Début d'un procès pour corruption qui sème la discorde entre le Portugal et l'Angola

Par La rédaction

Lisbonne (AFP)

Source de tensions diplomatiques entre le Portugal et l'Angola, le procès pour corruption impliquant l'ancien vice-président angolais Manuel Vicente s'est ouvert lundi au tribunal de Lisbonne qui, face à son absence, a décidé de le poursuivre séparément.

Manuel Vicente, qui était à la tête de la compagnie pétrolière nationale Sonangol à l'époque des faits présumés, qu'il nie, est accusé par le ministère public portugais d'avoir corrompu le procureur Orlando Figueira, en lui versant la somme de 763.500 euros pour que ce dernier classe deux enquêtes ouvertes en 2011, dans lesquelles il était soupçonné de blanchiment d'argent.

Confronté au refus des autorités angolaises de donner suite aux commissions rogatoires adressées depuis Lisbonne pour signifier à M. Vicente son inculpation, "le tribunal ordonne la séparation de la procédure" le concernant, a annoncé lundi le juge Alfredo Costa.

Cette décision pourrait ouvrir la voie au transfert du dossier vers l'Angola, comme le réclament Luanda et les avocats de M. Vicente, selon lesquels l'ancien dirigeant de 61 ans dispose d'une immunité pour avoir occupé le poste de vice-président entre 2012 et 2017.

La justice portugaise a jusqu'ici refusé de transférer l'affaire, arguant que "les autorités angolaises ne donneraient pas suite à la procédure ou, du moins, ne donnent pas de garanties qu'elles le feraient", mais cette décision a fait l'objet d'un recours auprès de la Cour d'appel de Lisbonne.

- Luanda se dit 'offensé' -

Cette prise de position du ministère public avait été très mal reçue à Luanda."Nous considérons cela comme une offense et nous n'accepterons pas d'être traités ainsi", a déclaré le président Joao Lourenço lors d'une conférence de presse le 8 janvier.

"Pour que les relations entre l'Angola et le Portugal reviennent au niveau d'un passé récent, nous voulons un geste: remettre la procédure à l'Angola" à l'abri des conventions signées par les deux pays dans le cadre de la Communauté des pays de langue portugaise (CPLP), a prévenu le chef d'Etat arrivé au pouvoir en septembre dernier.

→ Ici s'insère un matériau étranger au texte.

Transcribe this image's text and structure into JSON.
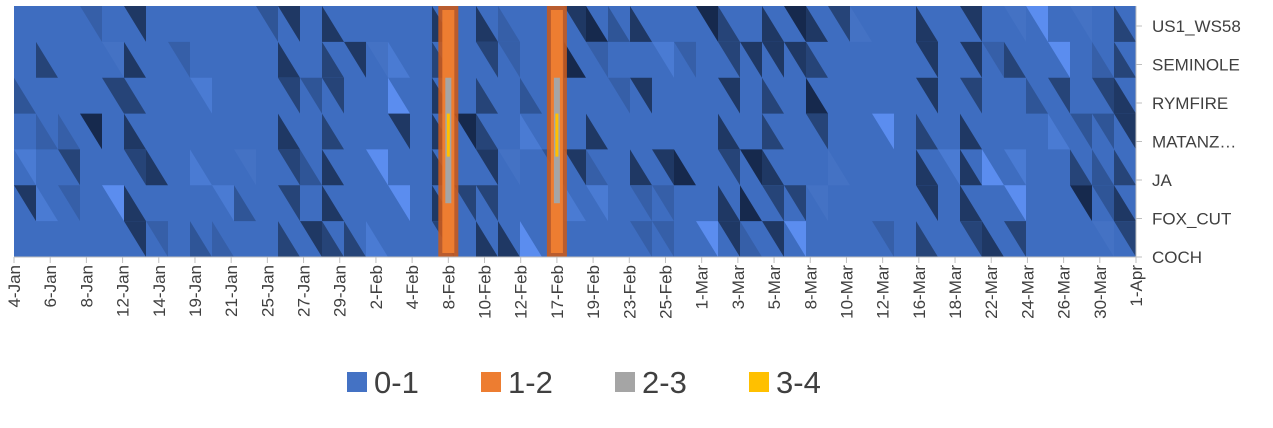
{
  "chart_data": {
    "type": "heatmap",
    "title": "",
    "xlabel": "",
    "ylabel": "",
    "x_tick_labels": [
      "4-Jan",
      "6-Jan",
      "8-Jan",
      "12-Jan",
      "14-Jan",
      "19-Jan",
      "21-Jan",
      "25-Jan",
      "27-Jan",
      "29-Jan",
      "2-Feb",
      "4-Feb",
      "8-Feb",
      "10-Feb",
      "12-Feb",
      "17-Feb",
      "19-Feb",
      "23-Feb",
      "25-Feb",
      "1-Mar",
      "3-Mar",
      "5-Mar",
      "8-Mar",
      "10-Mar",
      "12-Mar",
      "16-Mar",
      "18-Mar",
      "22-Mar",
      "24-Mar",
      "26-Mar",
      "30-Mar",
      "1-Apr"
    ],
    "y_tick_labels": [
      "US1_WS58",
      "SEMINOLE",
      "RYMFIRE",
      "MATANZ…",
      "JA",
      "FOX_CUT",
      "COCH"
    ],
    "legend": {
      "position": "bottom",
      "entries": [
        {
          "label": "0-1",
          "color": "#4472C4"
        },
        {
          "label": "1-2",
          "color": "#ED7D31"
        },
        {
          "label": "2-3",
          "color": "#A5A5A5"
        },
        {
          "label": "3-4",
          "color": "#FFC000"
        }
      ]
    },
    "highlights": [
      {
        "x": "8-Feb",
        "range": "1-3"
      },
      {
        "x": "17-Feb",
        "range": "1-3"
      }
    ]
  }
}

Il y a cinq ans déjà, les premières informations publiées dans la presse portugaise sur une enquête visant plusieurs hauts responsables angolais, dont M. Vicente, avaient jeté un froid dans les rapports entre ces deux pays, pourtant très liés au plan économique.

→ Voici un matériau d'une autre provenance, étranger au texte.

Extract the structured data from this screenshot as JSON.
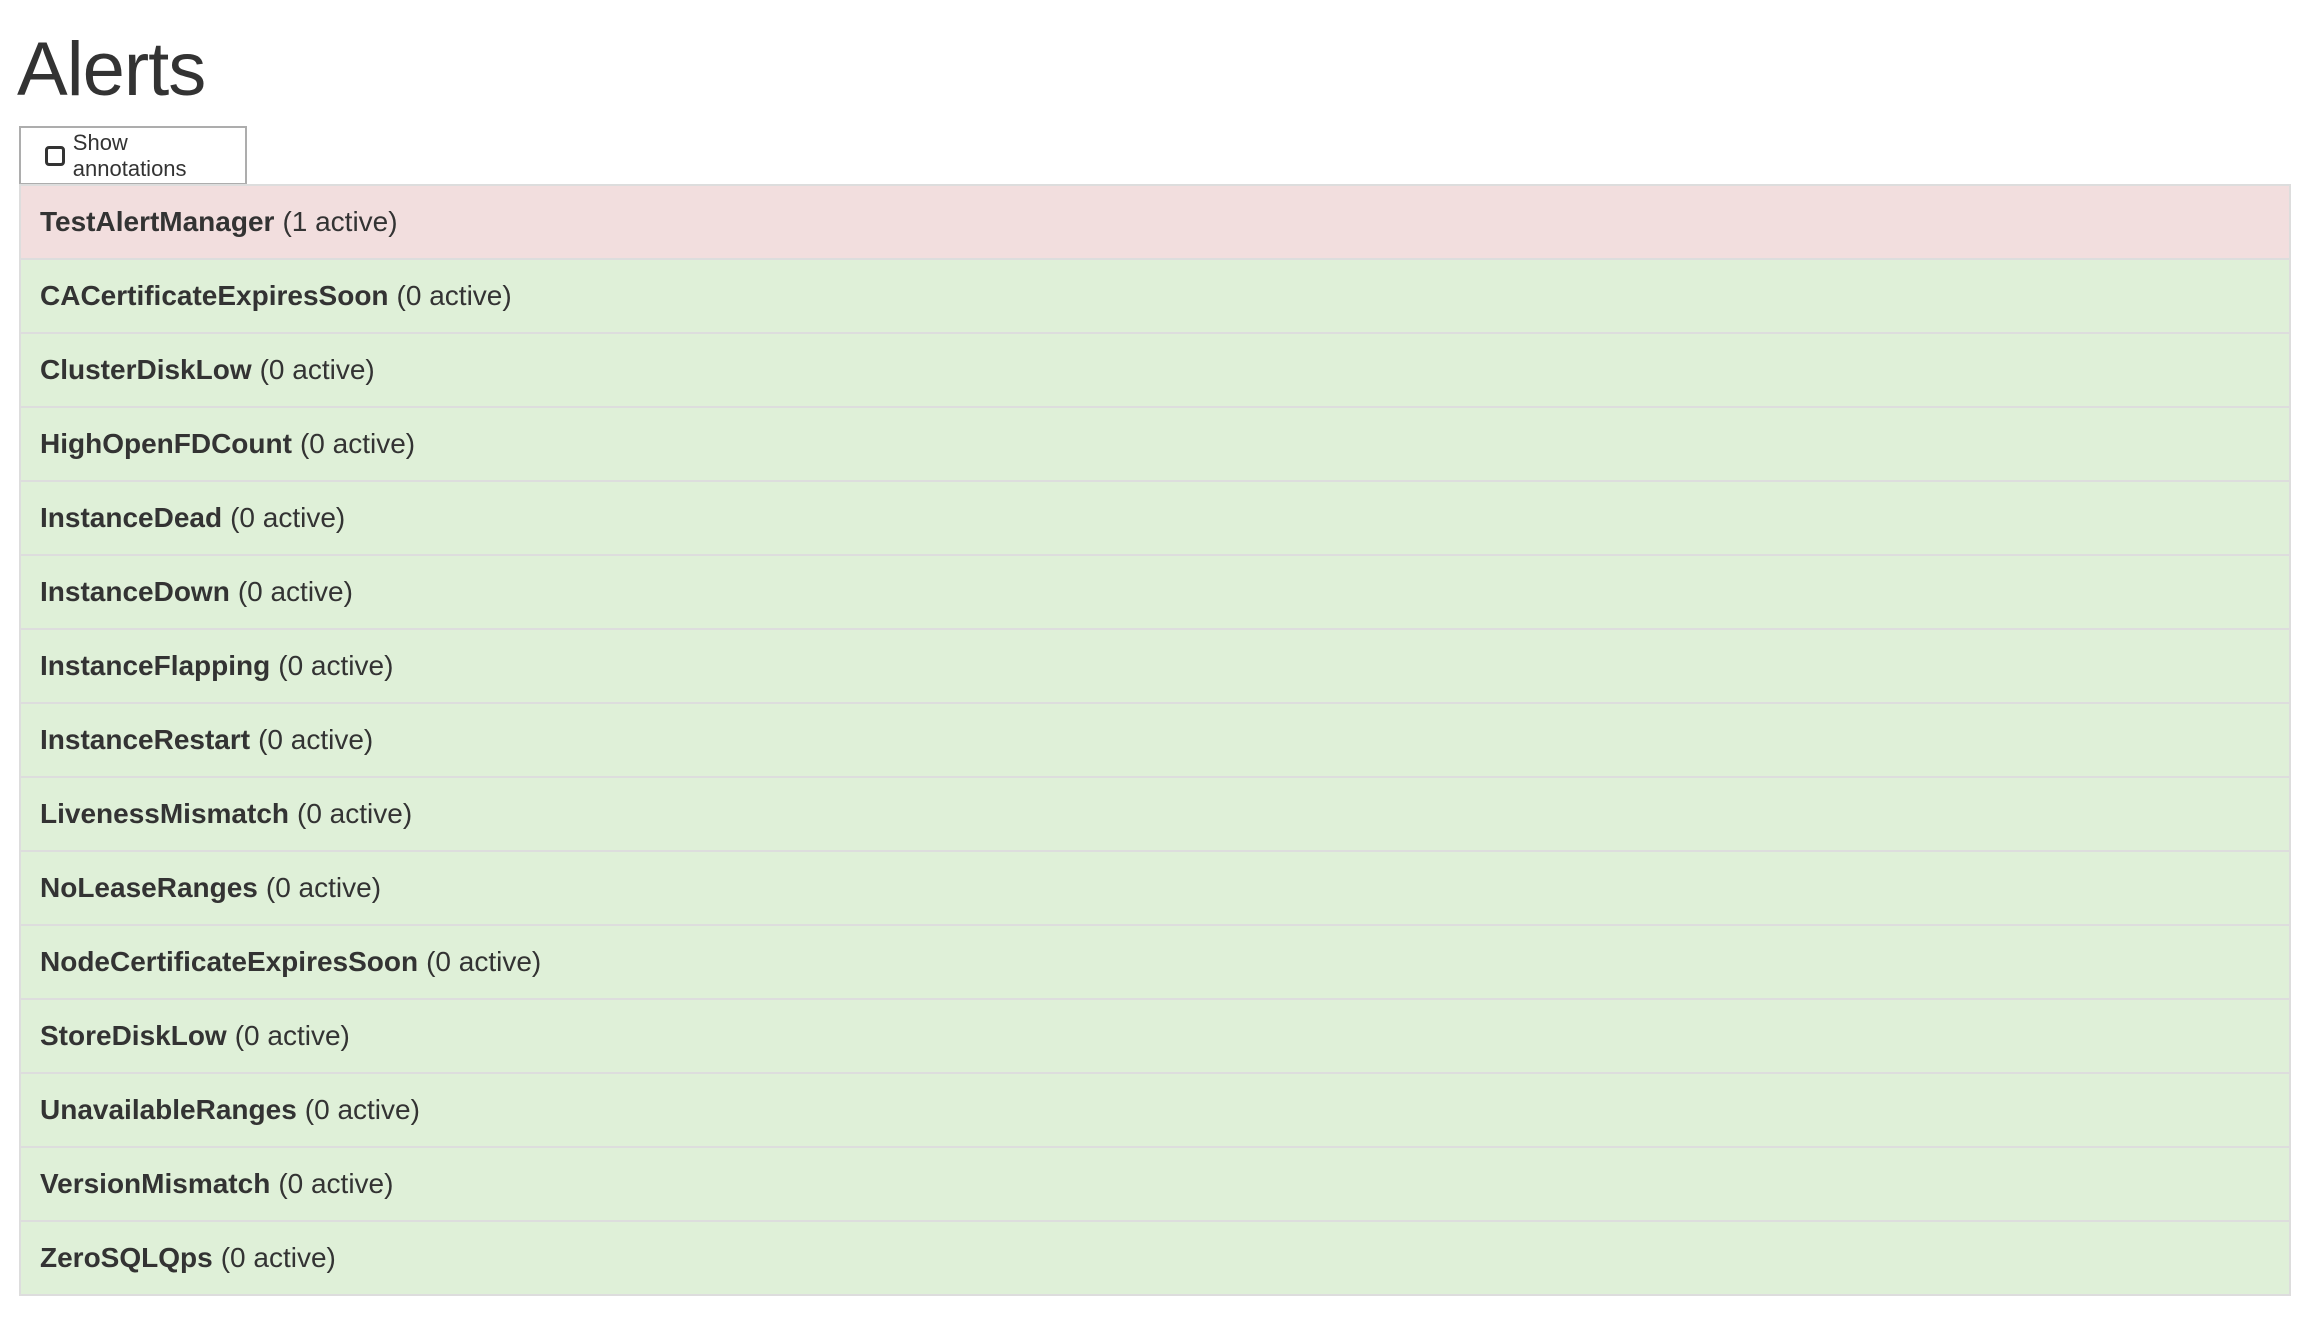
{
  "page_title": "Alerts",
  "show_annotations": {
    "label": "Show annotations",
    "checked": false
  },
  "colors": {
    "firing": "#f2dede",
    "inactive": "#dff0d8",
    "border": "#dddddd"
  },
  "alerts": [
    {
      "name": "TestAlertManager",
      "status": "(1 active)",
      "state": "firing"
    },
    {
      "name": "CACertificateExpiresSoon",
      "status": "(0 active)",
      "state": "inactive"
    },
    {
      "name": "ClusterDiskLow",
      "status": "(0 active)",
      "state": "inactive"
    },
    {
      "name": "HighOpenFDCount",
      "status": "(0 active)",
      "state": "inactive"
    },
    {
      "name": "InstanceDead",
      "status": "(0 active)",
      "state": "inactive"
    },
    {
      "name": "InstanceDown",
      "status": "(0 active)",
      "state": "inactive"
    },
    {
      "name": "InstanceFlapping",
      "status": "(0 active)",
      "state": "inactive"
    },
    {
      "name": "InstanceRestart",
      "status": "(0 active)",
      "state": "inactive"
    },
    {
      "name": "LivenessMismatch",
      "status": "(0 active)",
      "state": "inactive"
    },
    {
      "name": "NoLeaseRanges",
      "status": "(0 active)",
      "state": "inactive"
    },
    {
      "name": "NodeCertificateExpiresSoon",
      "status": "(0 active)",
      "state": "inactive"
    },
    {
      "name": "StoreDiskLow",
      "status": "(0 active)",
      "state": "inactive"
    },
    {
      "name": "UnavailableRanges",
      "status": "(0 active)",
      "state": "inactive"
    },
    {
      "name": "VersionMismatch",
      "status": "(0 active)",
      "state": "inactive"
    },
    {
      "name": "ZeroSQLQps",
      "status": "(0 active)",
      "state": "inactive"
    }
  ]
}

En attendant que la justice portugaise décide soit de transférer le dossier Manuel Vicente, soit de le juger par contumace, la presse locale s'inquiétait d'une éventuelle escalade diplomatique et de ses répercussions sur les échanges commerciales avec l'Angola, qui représente le huitième marché des exportations portugaises.

- Lisbonne joue l'apaisement -

Samedi encore, le ministre portugais des Affaires étrangères Augusto Santos Silva a joué l'apaisement en affirmant que les relations avec Luanda étaient "excellentes", en citant pour preuve une prochaine rencontre entre le Premier ministre portugais Antonio Costa et le président angolais Joao Lourenço, prévue en marge du sommet de Davos.

Mais dès son discours d'investiture, M. Lourenço avait sciemment omis le Portugal lorsqu'il a énuméré les partenaires stratégiques de l'Angola."C'était un message très significatif car, jusque là, le Portugal jouait le rôle de porte d'entrée en Europe", explique Alex Vines, du centre de réflexion britannique Chatham House.

"Les Angolais ont décidé de diversifier leurs relations pour ne plus dépendre autant du Portugal", où a beaucoup investi l'entourage de l'ancien président José Eduardo dos Santos, qui a quitté le pouvoir après avoir régné sans partage sur le pays pendant 38 ans.

Mais, d'après M. Vines, la sensibilité de Luanda au sujet du procès de Manuel Vicente découle "surtout d'une question de souveraineté et d'une volonté de ne pas voir trop de linge sale angolais s'étaler dans les médias et les salles d'audience portugaises".

L'Angola est classé 164e sur 176 pays au dernier classement de l'ONG Transparency International sur la corruption.